By T.J. Buffenbarger
(October 22, 2019) – The unfortunate news of Valvoline Raceway being part of a compulsory acquisition by the Australian government to make room for a new rail line into the central part of Sydney was met with backlash from the racing community. The track held a rally on Tuesday to garner support. Shortly before the rally New South Wales government officials indicated they want a new facility to be built in a different part of town. While having the support of government for a new track the racing community in New South Wales should rally to keep the track in its current location.
Multiple sources have indicated the land Valvoline Raceway sits on needs to be vacant by 2021. Even if dirt was moving today to begin construction on a facility it would likely not be completed in time for the 2021 racing season and be of the same quality that Valvoline Raceway is today.
Valvoline Raceway has a very large car count for the sprint car division for their Ultimate Sprintcar Championship programs often stretching well over 40 race teams. If there is a gap between the two facilities being operational this will likely impact the car and crowd counts negatively moving into the new facility.
Since covering the sport of sprint car racing since 1996 and being involved in it my entire life I’ve seen my share of facilities go by the wayside. When you have a track like Valvoline Raceway that goes away the racing scene in that particular location often times doesn’t recover even if a new facility is built.
While the government has promised a new home for Speedway it didn’t state to what extent it would be helping with construction and relocation. If you want a perfect example Super DIRT Week was promised a new home by the state of New York at Central New York Raceway Park with a state of the art ¾-mile race track to hold their largest event at. Instead what was supposed to be a short stay at Oswego Speedway is turning into a long term agreement for Oswego to host the event as CNYRP has yet to come to fruition.
Tuesday’s reaction with petitions and a rally were a great start to bringing attention Valvoline Raceway’s plight. In a week many of the television stations, newspapers, and other mainstream media outlets will move on to another story. It’s imperative that the Speedway community in Australia continue to stand up to keep their facility long after coverage subsides. This will be key keeping the facility where it is today or making sure a new, quality facility is built in a manner where the transition is as seamless as possible.
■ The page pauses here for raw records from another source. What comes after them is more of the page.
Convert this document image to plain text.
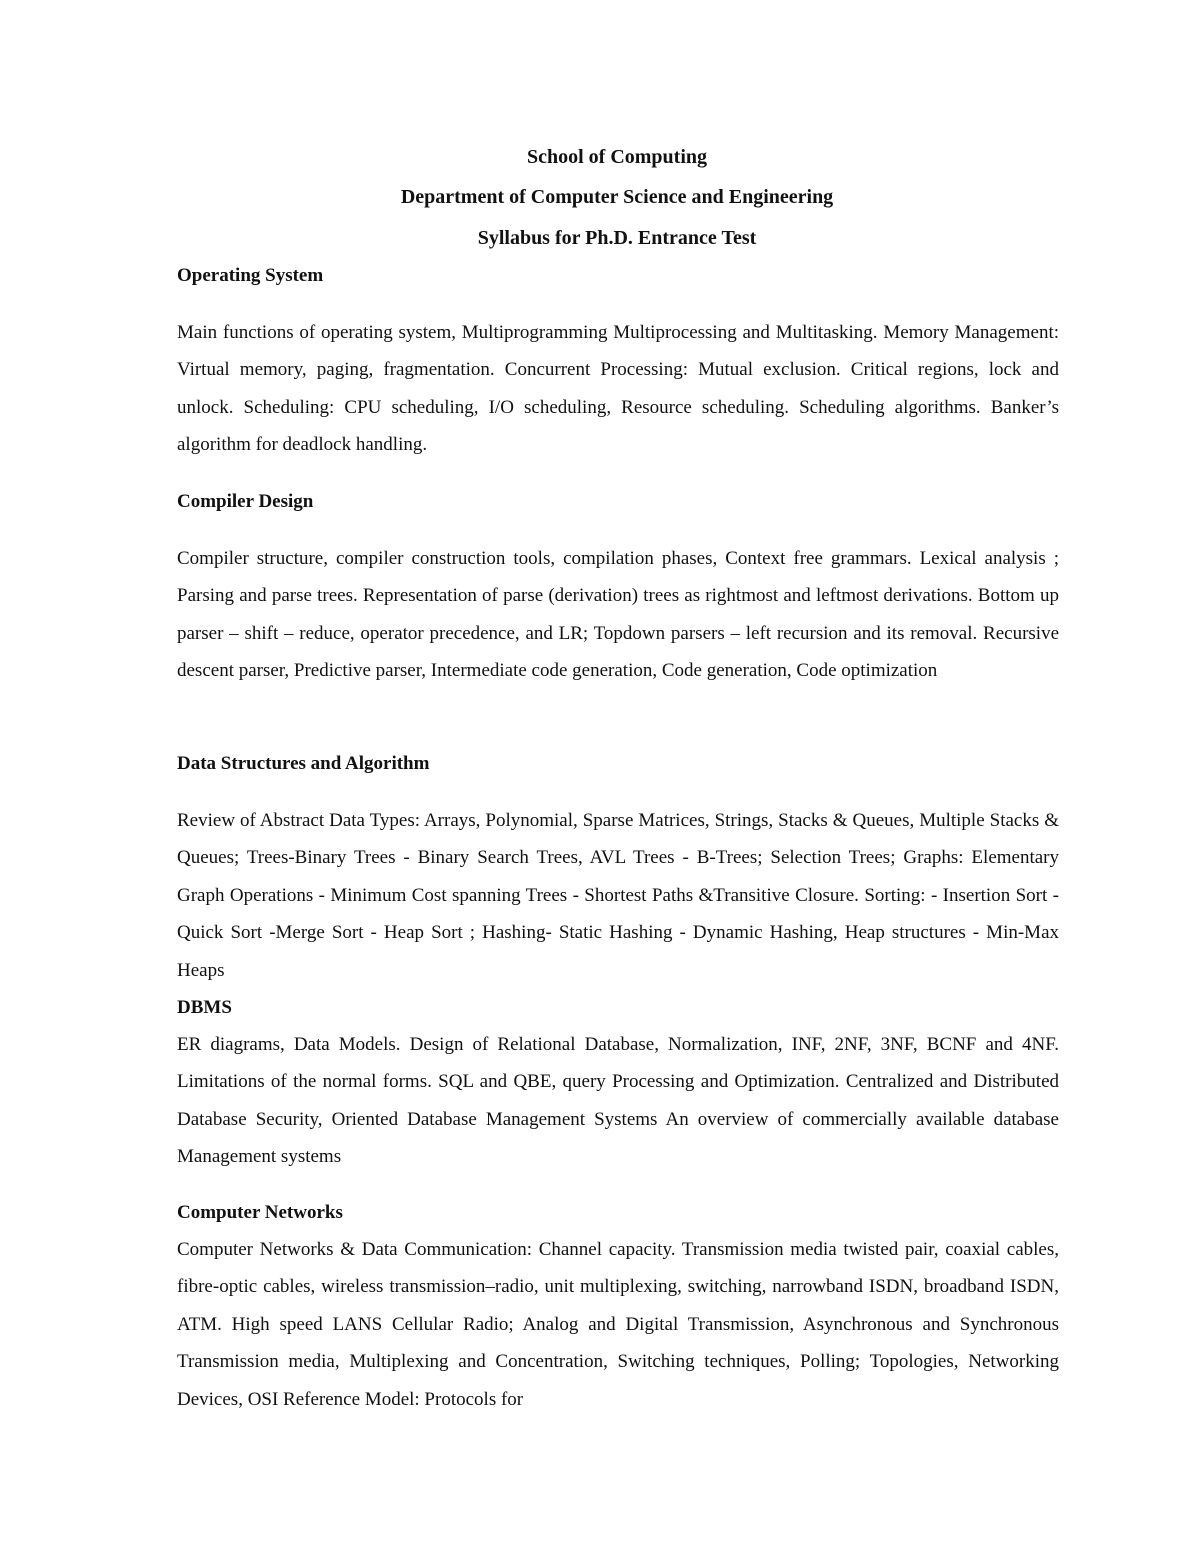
School of Computing
Department of Computer Science and Engineering
Syllabus for Ph.D. Entrance Test
Operating System
Main functions of operating system, Multiprogramming Multiprocessing and Multitasking. Memory Management: Virtual memory, paging, fragmentation. Concurrent Processing: Mutual exclusion. Critical regions, lock and unlock. Scheduling: CPU scheduling, I/O scheduling, Resource scheduling. Scheduling algorithms. Banker’s algorithm for deadlock handling.
Compiler Design
Compiler structure, compiler construction tools, compilation phases, Context free grammars. Lexical analysis ; Parsing and parse trees. Representation of parse (derivation) trees as rightmost and leftmost derivations. Bottom up parser – shift – reduce, operator precedence, and LR; Topdown parsers – left recursion and its removal. Recursive descent parser, Predictive parser, Intermediate code generation, Code generation, Code optimization
Data Structures and Algorithm
Review of Abstract Data Types: Arrays, Polynomial, Sparse Matrices, Strings, Stacks & Queues, Multiple Stacks & Queues; Trees-Binary Trees - Binary Search Trees, AVL Trees - B-Trees; Selection Trees; Graphs: Elementary Graph Operations - Minimum Cost spanning Trees - Shortest Paths &Transitive Closure. Sorting: - Insertion Sort - Quick Sort -Merge Sort - Heap Sort ; Hashing- Static Hashing - Dynamic Hashing, Heap structures - Min-Max Heaps
DBMS
ER diagrams, Data Models. Design of Relational Database, Normalization, INF, 2NF, 3NF, BCNF and 4NF. Limitations of the normal forms. SQL and QBE, query Processing and Optimization. Centralized and Distributed Database Security, Oriented Database Management Systems An overview of commercially available database Management systems
Computer Networks
Computer Networks & Data Communication: Channel capacity. Transmission media twisted pair, coaxial cables, fibre-optic cables, wireless transmission–radio, unit multiplexing, switching, narrowband ISDN, broadband ISDN, ATM. High speed LANS Cellular Radio; Analog and Digital Transmission, Asynchronous and Synchronous Transmission media, Multiplexing and Concentration, Switching techniques, Polling; Topologies, Networking Devices, OSI Reference Model: Protocols for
Valvoline Raceway has long been a bucket list destination I’ve wanted to get to sooner than later. Its importance to the racing community is evident even in the United States where several of the local competitors have come over to race in the United States during Australia’s wintertime along with Americans that make the pilgrimage to be a part of the program at Parramatta during our snowy season. Hopefully the Speedway community in Australia will get the positive outcome they deserve.
• The World of Outlaws NOS Energy Drink Sprint Car Series is down to four remaining events for the 2019 season with Brad Sweet leading Donny Schatz by 32 points going into two nights of racing at Port Royal Speedway. The difference between a victory and last place in the feature being is 48 points. Unless something happens to either Sweet or Schatz while the other wins the championship will likely come down to the finale two races of the season in Charlotte, NC during the World Finals.
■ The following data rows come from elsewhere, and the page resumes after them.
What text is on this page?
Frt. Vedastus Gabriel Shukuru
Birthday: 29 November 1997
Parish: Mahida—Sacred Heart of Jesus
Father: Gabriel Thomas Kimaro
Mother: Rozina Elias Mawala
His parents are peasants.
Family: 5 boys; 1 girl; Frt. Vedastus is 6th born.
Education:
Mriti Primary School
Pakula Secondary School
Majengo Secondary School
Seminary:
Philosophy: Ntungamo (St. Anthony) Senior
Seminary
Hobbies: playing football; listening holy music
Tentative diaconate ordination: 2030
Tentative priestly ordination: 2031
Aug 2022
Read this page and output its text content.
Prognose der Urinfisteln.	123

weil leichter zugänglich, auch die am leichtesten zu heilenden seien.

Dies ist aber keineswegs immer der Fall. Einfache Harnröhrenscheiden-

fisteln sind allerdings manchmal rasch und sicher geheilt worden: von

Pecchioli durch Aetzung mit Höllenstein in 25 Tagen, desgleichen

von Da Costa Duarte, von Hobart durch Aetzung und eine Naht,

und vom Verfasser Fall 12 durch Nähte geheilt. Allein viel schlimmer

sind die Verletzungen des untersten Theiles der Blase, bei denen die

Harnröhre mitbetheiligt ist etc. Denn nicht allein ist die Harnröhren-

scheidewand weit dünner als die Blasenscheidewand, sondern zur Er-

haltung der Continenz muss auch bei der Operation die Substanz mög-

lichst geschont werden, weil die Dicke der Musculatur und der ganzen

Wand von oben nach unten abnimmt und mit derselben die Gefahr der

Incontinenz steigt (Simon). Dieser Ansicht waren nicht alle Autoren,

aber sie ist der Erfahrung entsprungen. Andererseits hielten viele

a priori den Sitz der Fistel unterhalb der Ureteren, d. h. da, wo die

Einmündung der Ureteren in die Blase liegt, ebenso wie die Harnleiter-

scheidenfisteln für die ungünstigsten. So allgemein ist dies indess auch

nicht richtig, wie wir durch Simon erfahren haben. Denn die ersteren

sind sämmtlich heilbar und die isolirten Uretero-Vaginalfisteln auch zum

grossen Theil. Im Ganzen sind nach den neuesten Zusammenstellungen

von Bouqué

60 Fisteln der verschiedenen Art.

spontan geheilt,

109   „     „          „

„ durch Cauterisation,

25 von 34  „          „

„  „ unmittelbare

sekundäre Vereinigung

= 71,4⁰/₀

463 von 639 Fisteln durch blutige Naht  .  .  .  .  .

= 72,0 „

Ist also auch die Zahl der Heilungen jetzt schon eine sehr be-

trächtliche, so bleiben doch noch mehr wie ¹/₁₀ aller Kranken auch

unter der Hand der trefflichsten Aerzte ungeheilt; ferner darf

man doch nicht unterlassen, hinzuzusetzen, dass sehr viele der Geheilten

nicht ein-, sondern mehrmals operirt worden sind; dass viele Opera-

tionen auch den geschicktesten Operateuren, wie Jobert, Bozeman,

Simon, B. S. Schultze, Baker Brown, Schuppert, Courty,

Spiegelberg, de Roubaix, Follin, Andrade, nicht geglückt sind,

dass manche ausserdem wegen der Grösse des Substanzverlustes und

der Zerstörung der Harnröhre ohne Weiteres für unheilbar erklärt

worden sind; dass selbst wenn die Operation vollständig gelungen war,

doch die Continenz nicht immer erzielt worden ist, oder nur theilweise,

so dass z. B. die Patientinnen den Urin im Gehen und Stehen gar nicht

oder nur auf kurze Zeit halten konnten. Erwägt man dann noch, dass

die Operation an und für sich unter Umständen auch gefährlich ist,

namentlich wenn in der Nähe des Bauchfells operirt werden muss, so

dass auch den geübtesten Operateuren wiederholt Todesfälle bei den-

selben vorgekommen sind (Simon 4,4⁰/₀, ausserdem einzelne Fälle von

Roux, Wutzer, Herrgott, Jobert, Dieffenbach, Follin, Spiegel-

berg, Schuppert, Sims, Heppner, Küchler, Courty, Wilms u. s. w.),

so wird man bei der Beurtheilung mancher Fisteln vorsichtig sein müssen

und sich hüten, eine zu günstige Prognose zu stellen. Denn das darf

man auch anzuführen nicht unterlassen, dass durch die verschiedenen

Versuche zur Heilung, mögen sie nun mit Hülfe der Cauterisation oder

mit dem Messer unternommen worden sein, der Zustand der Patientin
• Schatz’s victory with a Ford engine under the hood Friday at Lakeside Speedway, the first in World of Outlaws competition since August 25, 1998, was remarkable considering the engine first hit the track in competition August 16th at I-96 Speedway with Tony Stewart behind the wheel. I never thought the Ford engine program would progress from a “soft opening” with Ford executives all over I-96 Speedway in plain clothes to witness the first laps to Schatz’s win on Friday.
When the program was announced I believed it was “vaporware”, meaning I didn’t believe it would ever come to fruition. I should know better than to doubt the people Stewart has assembled to accomplish such tasks and should have learned from the few times I’ve doubted Stewart’s staff (for example wondering if buying the All Star Circuit of Champions was a wise move).
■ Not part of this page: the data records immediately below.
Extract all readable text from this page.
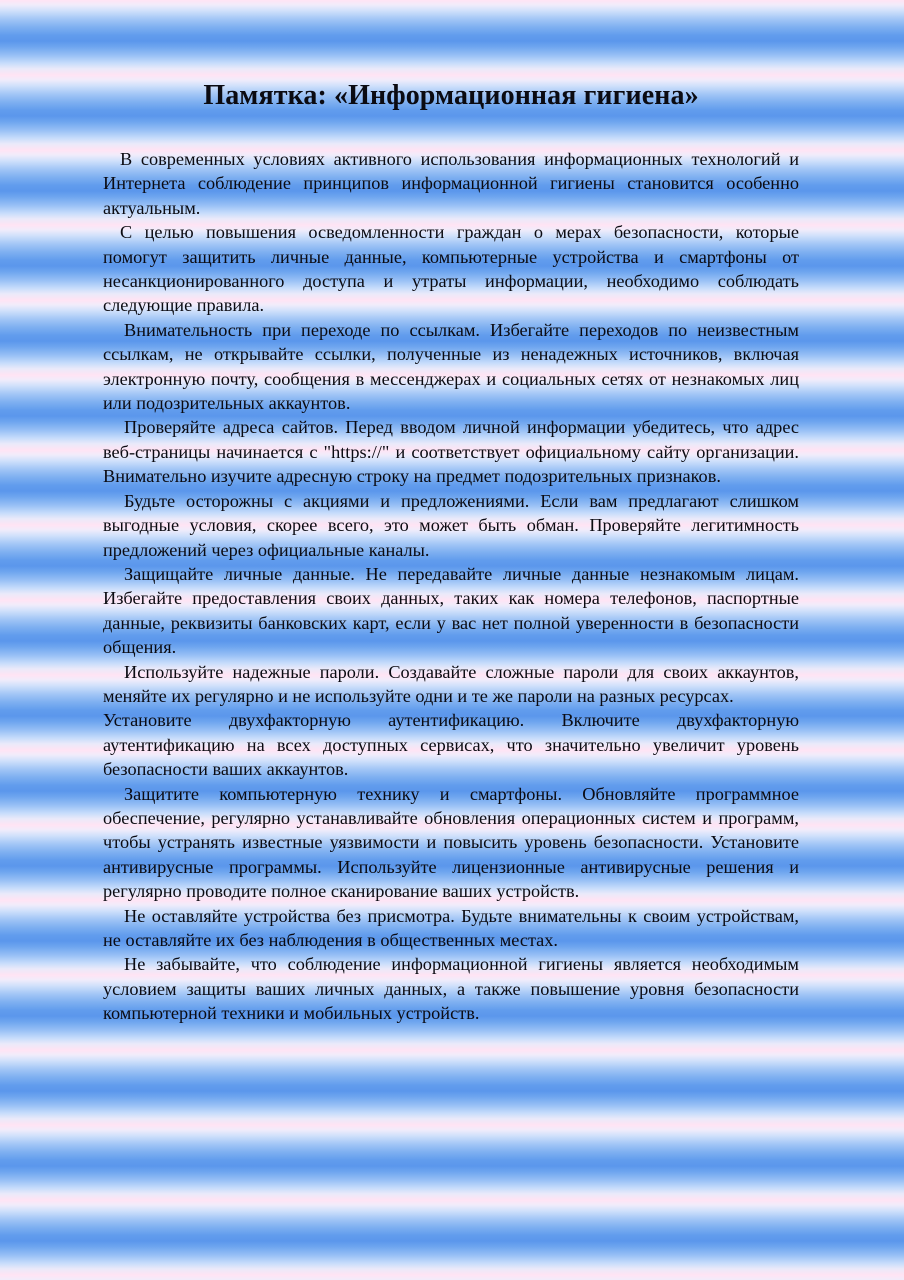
Памятка: «Информационная гигиена»

В современных условиях активного использования информационных технологий и Интернета соблюдение принципов информационной гигиены становится особенно актуальным.

С целью повышения осведомленности граждан о мерах безопасности, которые помогут защитить личные данные, компьютерные устройства и смартфоны от несанкционированного доступа и утраты информации, необходимо соблюдать следующие правила.

Внимательность при переходе по ссылкам. Избегайте переходов по неизвестным ссылкам, не открывайте ссылки, полученные из ненадежных источников, включая электронную почту, сообщения в мессенджерах и социальных сетях от незнакомых лиц или подозрительных аккаунтов.

Проверяйте адреса сайтов. Перед вводом личной информации убедитесь, что адрес веб-страницы начинается с "https://" и соответствует официальному сайту организации. Внимательно изучите адресную строку на предмет подозрительных признаков.

Будьте осторожны с акциями и предложениями. Если вам предлагают слишком выгодные условия, скорее всего, это может быть обман. Проверяйте легитимность предложений через официальные каналы.

Защищайте личные данные. Не передавайте личные данные незнакомым лицам. Избегайте предоставления своих данных, таких как номера телефонов, паспортные данные, реквизиты банковских карт, если у вас нет полной уверенности в безопасности общения.

Используйте надежные пароли. Создавайте сложные пароли для своих аккаунтов, меняйте их регулярно и не используйте одни и те же пароли на разных ресурсах.

Установите двухфакторную аутентификацию. Включите двухфакторную аутентификацию на всех доступных сервисах, что значительно увеличит уровень безопасности ваших аккаунтов.

Защитите компьютерную технику и смартфоны. Обновляйте программное обеспечение, регулярно устанавливайте обновления операционных систем и программ, чтобы устранять известные уязвимости и повысить уровень безопасности. Установите антивирусные программы. Используйте лицензионные антивирусные решения и регулярно проводите полное сканирование ваших устройств.

Не оставляйте устройства без присмотра. Будьте внимательны к своим устройствам, не оставляйте их без наблюдения в общественных местах.

Не забывайте, что соблюдение информационной гигиены является необходимым условием защиты ваших личных данных, а также повышение уровня безопасности компьютерной техники и мобильных устройств.
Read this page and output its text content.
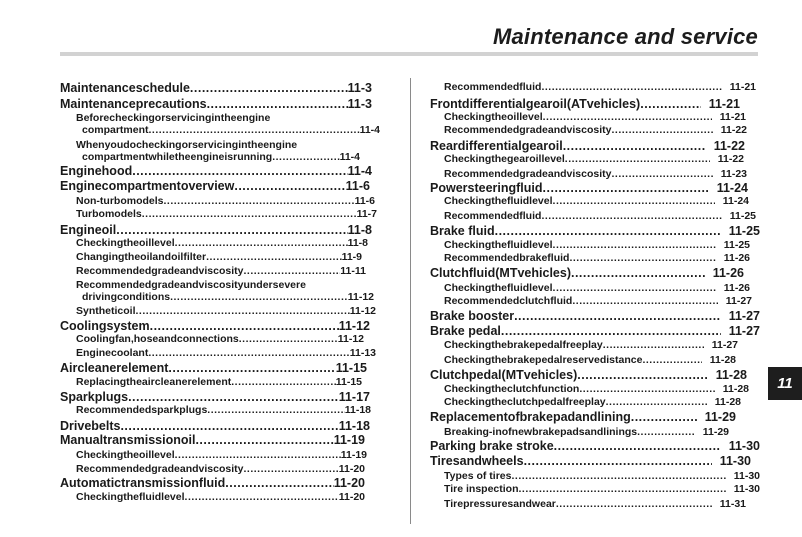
Maintenance and service
11
Maintenanceschedule .....	11-3
Maintenanceprecautions .....	11-3
Beforecheckingorservicingintheengine
compartment .....	11-4
Whenyoudocheckingorservicingintheengine
compartmentwhiletheengineisrunning .....	11-4
Enginehood .....	11-4
Enginecompartmentoverview .....	11-6
Non-turbomodels .....	11-6
Turbomodels .....	11-7
Engineoil .....	11-8
Checkingtheoillevel .....	11-8
Changingtheoilandoilfilter .....	11-9
Recommendedgradeandviscosity .....	11-11
Recommendedgradeandviscosityundersevere
drivingconditions .....	11-12
Syntheticoil .....	11-12
Coolingsystem .....	11-12
Coolingfan,hoseandconnections .....	11-12
Enginecoolant .....	11-13
Aircleanerelement .....	11-15
Replacingtheaircleanerelement .....	11-15
Sparkplugs .....	11-17
Recommendedsparkplugs .....	11-18
Drivebelts .....	11-18
Manualtransmissionoil .....	11-19
Checkingtheoillevel .....	11-19
Recommendedgradeandviscosity .....	11-20
Automatictransmissionfluid .....	11-20
Checkingthefluidlevel .....	11-20
Recommendedfluid .....	11-21
Frontdifferentialgearoil(ATvehicles) .....	11-21
Checkingtheoillevel .....	11-21
Recommendedgradeandviscosity .....	11-22
Reardifferentialgearoil .....	11-22
Checkingthegearoillevel .....	11-22
Recommendedgradeandviscosity .....	11-23
Powersteeringfluid .....	11-24
Checkingthefluidlevel .....	11-24
Recommendedfluid .....	11-25
Brake fluid .....	11-25
Checkingthefluidlevel .....	11-25
Recommendedbrakefluid .....	11-26
Clutchfluid(MTvehicles) .....	11-26
Checkingthefluidlevel .....	11-26
Recommendedclutchfluid .....	11-27
Brake booster .....	11-27
Brake pedal .....	11-27
Checkingthebrakepedalfreeplay .....	11-27
Checkingthebrakepedalreservedistance .....	11-28
Clutchpedal(MTvehicles) .....	11-28
Checkingtheclutchfunction .....	11-28
Checkingtheclutchpedalfreeplay .....	11-28
Replacementofbrakepadandlining .....	11-29
Breaking-inofnewbrakepadsandlinings .....	11-29
Parking brake stroke .....	11-30
Tiresandwheels .....	11-30
Types of tires .....	11-30
Tire inspection .....	11-30
Tirepressuresandwear .....	11-31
Once the engine is available for other teams to utilize it will be interesting to see when or if other teams adopt it, particularly in levels below the All Star Circuit of Champions. The other tantalizing thought is if Schatz could make up his point deficit to Sweet in the World of Outlaws standings after switching to the Ford engine. That would likely go a long way to selling a few of them to other race teams.
• I often point out a “obscure race of the week” from our Allstar Performance Event List when I have time to construct a notebook. The event featured this week didn’t appear on the calendar. Racer and Dorr, MI neighbor Nick Landon pointed out a video clip from Hudson Speedway’s “Run What You Brung” event in New Hampshire where John Burke drove his 350 small block supermodified to the victory over a field that consisting of late models with side boards, pavement modifieds, DIRT modifieds, and a host of other machinery. Check out the clip below to see Burke’s charge from the back of the field for the victory.
• Cole Duncan picked up the final track championship in the state of Ohio for the 2019 season as Atomic Speedway ended their season last Saturday. Duncan picked up the feature victory on the same night he claimed the championship.
• Bridgeport Speedway will be doing away with their 5/8 mile configuration at the end of the 2019 season, focusing on a shorter racing layout. The United Racing Club will be part of the Wild Card Weekend at Bridgeport being billed as the “5/8-Mile Finale” November 8-9.